Phantom pretty much described, how it works (in the current generation), but to give a very basic comparison to CPUs:I mean, I can describe how a traditional CPU works down to the NAND gate level (and possibly further), but I'd be interested in learning about GPU internals more.
Take your i7 CPU: It has (amongst other things) various caches, scalar and vectorized 8-wide ALUs, 4 cores and SMT (intel calls it "hyperthreading") that allows for 2 threads per core.
Now strip out the scalar ALUs, ramp up the vectorized ALUs from 8-wide to 32-wide and increase their number, allow the SMT to run 64 instead of 2 "threads"/warps/wavefronts per core (note that on GPUs, every SIMD lane is called a thread) and put in 8 of those cores instead of just 4. Then increase all ALU latencies by a factor of about 3, all cache and memory latencies by a factor of about 10, and also memory throughput by a significant factor (don't have a number, sorry).
Add some nice stuff like texture samplers, shared memory (== local data store) and some hardware support for divergent control flows, and you arrive more or less at an NVidia GPU.
Again, Phantom's desciption is way more accurate, but if you think in CPU terms, those are probably the key differences.
this is nice picture, but still is some confusion what is called thread here;
you describe some float32 simds - then you write about 64 threads each one working on float32? (you mean official documentations call thread each one scalar chanell here
i mean there would be 32x64 scaler threads?)

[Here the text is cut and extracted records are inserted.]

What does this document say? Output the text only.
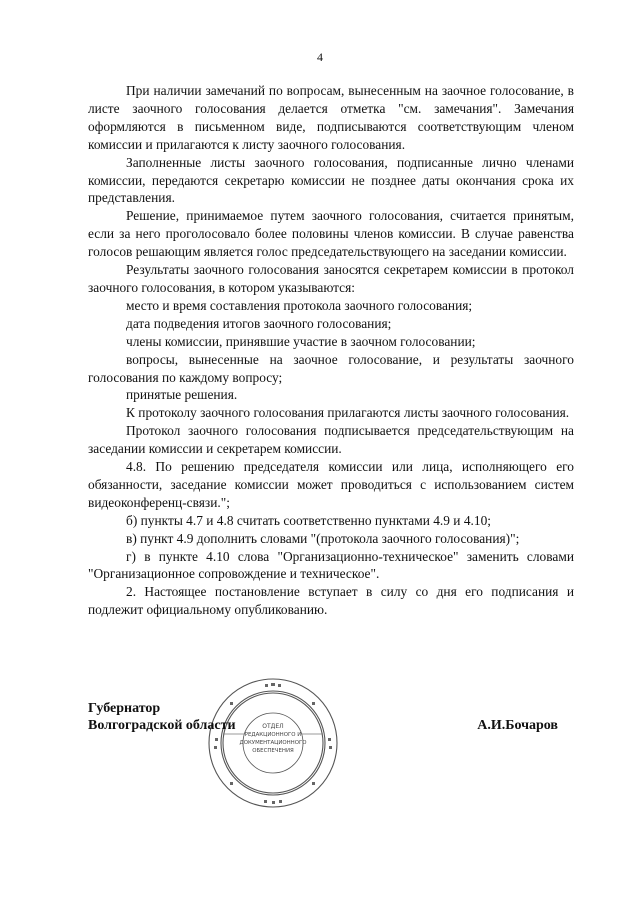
4

При наличии замечаний по вопросам, вынесенным на заочное голосование, в листе заочного голосования делается отметка "см. замечания". Замечания оформляются в письменном виде, подписываются соответствующим членом комиссии и прилагаются к листу заочного голосования.

Заполненные листы заочного голосования, подписанные лично членами комиссии, передаются секретарю комиссии не позднее даты окончания срока их представления.

Решение, принимаемое путем заочного голосования, считается принятым, если за него проголосовало более половины членов комиссии. В случае равенства голосов решающим является голос председательствующего на заседании комиссии.

Результаты заочного голосования заносятся секретарем комиссии в протокол заочного голосования, в котором указываются:

место и время составления протокола заочного голосования;

дата подведения итогов заочного голосования;

члены комиссии, принявшие участие в заочном голосовании;

вопросы, вынесенные на заочное голосование, и результаты заочного голосования по каждому вопросу;

принятые решения.

К протоколу заочного голосования прилагаются листы заочного голосования.

Протокол заочного голосования подписывается председательствующим на заседании комиссии и секретарем комиссии.

4.8. По решению председателя комиссии или лица, исполняющего его обязанности, заседание комиссии может проводиться с использованием систем видеоконференц-связи.";

б) пункты 4.7 и 4.8 считать соответственно пунктами 4.9 и 4.10;

в) пункт 4.9 дополнить словами "(протокола заочного голосования)";

г) в пункте 4.10 слова "Организационно-техническое" заменить словами "Организационное сопровождение и техническое".

2. Настоящее постановление вступает в силу со дня его подписания и подлежит официальному опубликованию.

ОТДЕЛ
РЕДАКЦИОННОГО И
ДОКУМЕНТАЦИОННОГО
ОБЕСПЕЧЕНИЯ
Губернатор
Волгоградской области	А.И.Бочаров
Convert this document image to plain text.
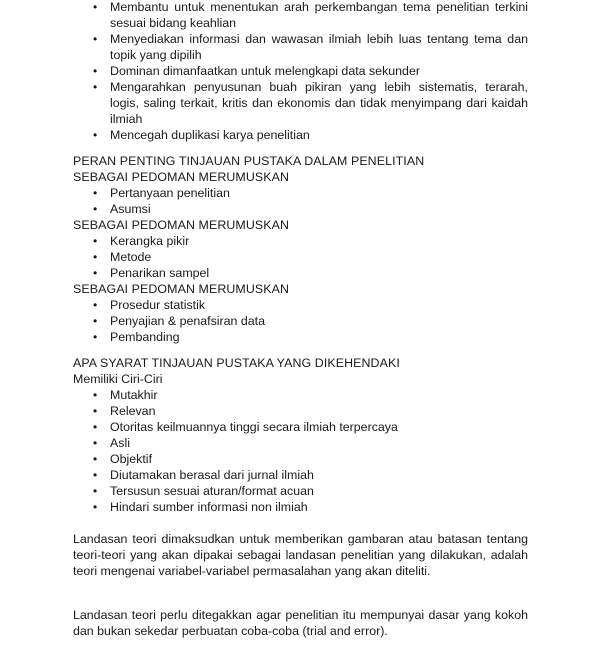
• Membantu untuk menentukan arah perkembangan tema penelitian terkini sesuai bidang keahlian
• Menyediakan informasi dan wawasan ilmiah lebih luas tentang tema dan topik yang dipilih
• Dominan dimanfaatkan untuk melengkapi data sekunder
• Mengarahkan penyusunan buah pikiran yang lebih sistematis, terarah, logis, saling terkait, kritis dan ekonomis dan tidak menyimpang dari kaidah ilmiah
• Mencegah duplikasi karya penelitian
PERAN PENTING TINJAUAN PUSTAKA DALAM PENELITIAN
SEBAGAI PEDOMAN MERUMUSKAN
• Pertanyaan penelitian
• Asumsi
SEBAGAI PEDOMAN MERUMUSKAN
• Kerangka pikir
• Metode
• Penarikan sampel
SEBAGAI PEDOMAN MERUMUSKAN
• Prosedur statistik
• Penyajian & penafsiran data
• Pembanding
APA SYARAT TINJAUAN PUSTAKA YANG DIKEHENDAKI
Memiliki Ciri-Ciri
• Mutakhir
• Relevan
• Otoritas keilmuannya tinggi secara ilmiah terpercaya
• Asli
• Objektif
• Diutamakan berasal dari jurnal ilmiah
• Tersusun sesuai aturan/format acuan
• Hindari sumber informasi non ilmiah

Landasan teori dimaksudkan untuk memberikan gambaran atau batasan tentang teori-teori yang akan dipakai sebagai landasan penelitian yang dilakukan, adalah teori mengenai variabel-variabel permasalahan yang akan diteliti.

Landasan teori perlu ditegakkan agar penelitian itu mempunyai dasar yang kokoh dan bukan sekedar perbuatan coba-coba (trial and error).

as to those 64 big threads, are those independant, each one
has its own code it executes (?) and own instruction pointer?
That wopuld be more clear descriptions than phanthom's
though phantom user gave more info about this sheduler thing
when speaking about sheduler, i understand that those 64 big threads are managed by those sheduler? here i do not understand or at leas im not sure - i may suspect that this sheduler comes between workloads and those 64 big threads
I may suspect that each workload is seperate assembly program
and threads are dynamically assigned to those workloads, maybe that could have some sense
if this picture is correct it would be like 64 cores each on working on float32 simd so it really is a whole bunch of processing power but im not sure if the way i see it here is xompatible with description
ps anyway is seem to be more clear, maybe details are not much important but probebry i got a general idea
input assembly routine (or few paralel routines) that is consumed by sheduler and dispathed "in width" to up to 64 32-simd threads
this is different than i thought becouse this involves this input assembly to be defined on some width of data, i mean not some normal scalar assembly but some width-assembly
yet my oryginal question was how those input assembly routines are provided for execution and also how results are taken back, (there must be some way some function pointers interpreted by hardware as routines to execute or something like that)

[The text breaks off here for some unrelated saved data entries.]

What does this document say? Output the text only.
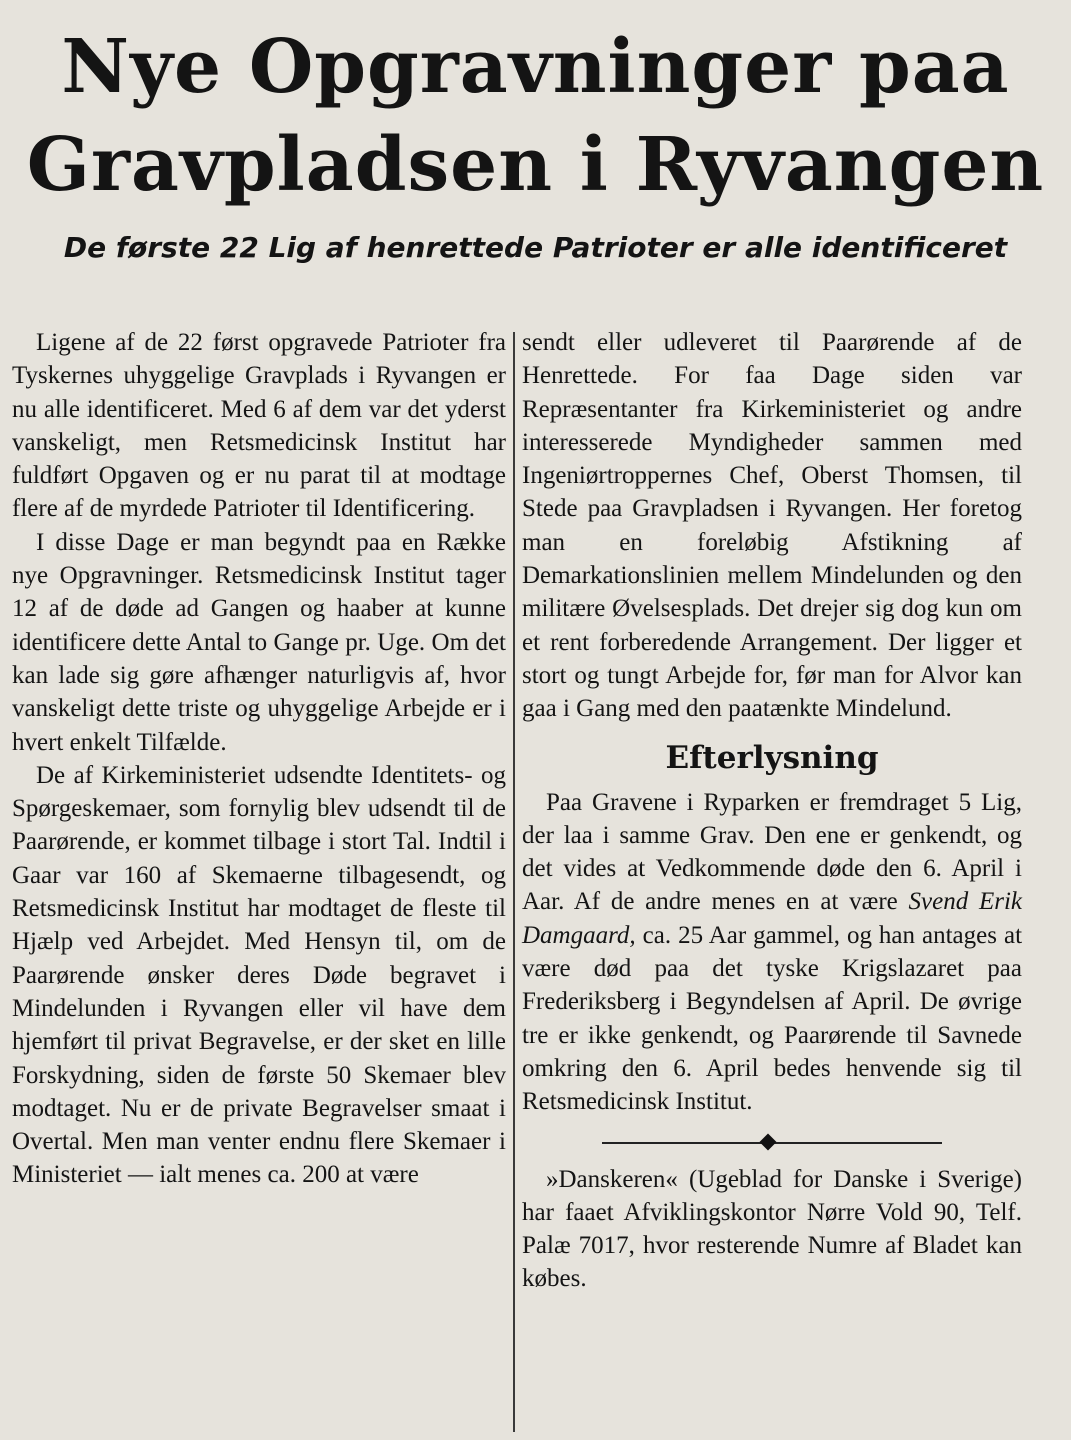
Nye Opgravninger paa
Gravpladsen i Ryvangen
De første 22 Lig af henrettede Patrioter er alle identificeret

Ligene af de 22 først opgravede Patrioter fra Tyskernes uhyggelige Gravplads i Ryvangen er nu alle identificeret. Med 6 af dem var det yderst vanskeligt, men Retsmedicinsk Institut har fuldført Opgaven og er nu parat til at modtage flere af de myrdede Patrioter til Identificering.

I disse Dage er man begyndt paa en Række nye Opgravninger. Retsmedicinsk Institut tager 12 af de døde ad Gangen og haaber at kunne identificere dette Antal to Gange pr. Uge. Om det kan lade sig gøre afhænger naturligvis af, hvor vanskeligt dette triste og uhyggelige Arbejde er i hvert enkelt Tilfælde.

De af Kirkeministeriet udsendte Identitets- og Spørgeskemaer, som fornylig blev udsendt til de Paarørende, er kommet tilbage i stort Tal. Indtil i Gaar var 160 af Skemaerne tilbagesendt, og Retsmedicinsk Institut har modtaget de fleste til Hjælp ved Arbejdet. Med Hensyn til, om de Paarørende ønsker deres Døde begravet i Mindelunden i Ryvangen eller vil have dem hjemført til privat Begravelse, er der sket en lille Forskydning, siden de første 50 Skemaer blev modtaget. Nu er de private Begravelser smaat i Overtal. Men man venter endnu flere Skemaer i Ministeriet — ialt menes ca. 200 at være

sendt eller udleveret til Paarørende af de Henrettede. For faa Dage siden var Repræsentanter fra Kirkeministeriet og andre interesserede Myndigheder sammen med Ingeniørtroppernes Chef, Oberst Thomsen, til Stede paa Gravpladsen i Ryvangen. Her foretog man en foreløbig Afstikning af Demarkationslinien mellem Mindelunden og den militære Øvelsesplads. Det drejer sig dog kun om et rent forberedende Arrangement. Der ligger et stort og tungt Arbejde for, før man for Alvor kan gaa i Gang med den paatænkte Mindelund.

Efterlysning

Paa Gravene i Ryparken er fremdraget 5 Lig, der laa i samme Grav. Den ene er genkendt, og det vides at Vedkommende døde den 6. April i Aar. Af de andre menes en at være Svend Erik Damgaard, ca. 25 Aar gammel, og han antages at være død paa det tyske Krigslazaret paa Frederiksberg i Begyndelsen af April. De øvrige tre er ikke genkendt, og Paarørende til Savnede omkring den 6. April bedes henvende sig til Retsmedicinsk Institut.

»Danskeren« (Ugeblad for Danske i Sverige) har faaet Afviklingskontor Nørre Vold 90, Telf. Palæ 7017, hvor resterende Numre af Bladet kan købes.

I am also curious what it is with results, if i provide three workloads can i run them asynchronously then get a signal
that first is done then use the result as an input for some next
workload etc - I mean if i can build some pre scheduler loop
that constantly prowides workloads and consumes the results - that was the 'scheduling code' i had somewhat on my mind
- is there something like here to run on gpu or this is just to write on cpu side?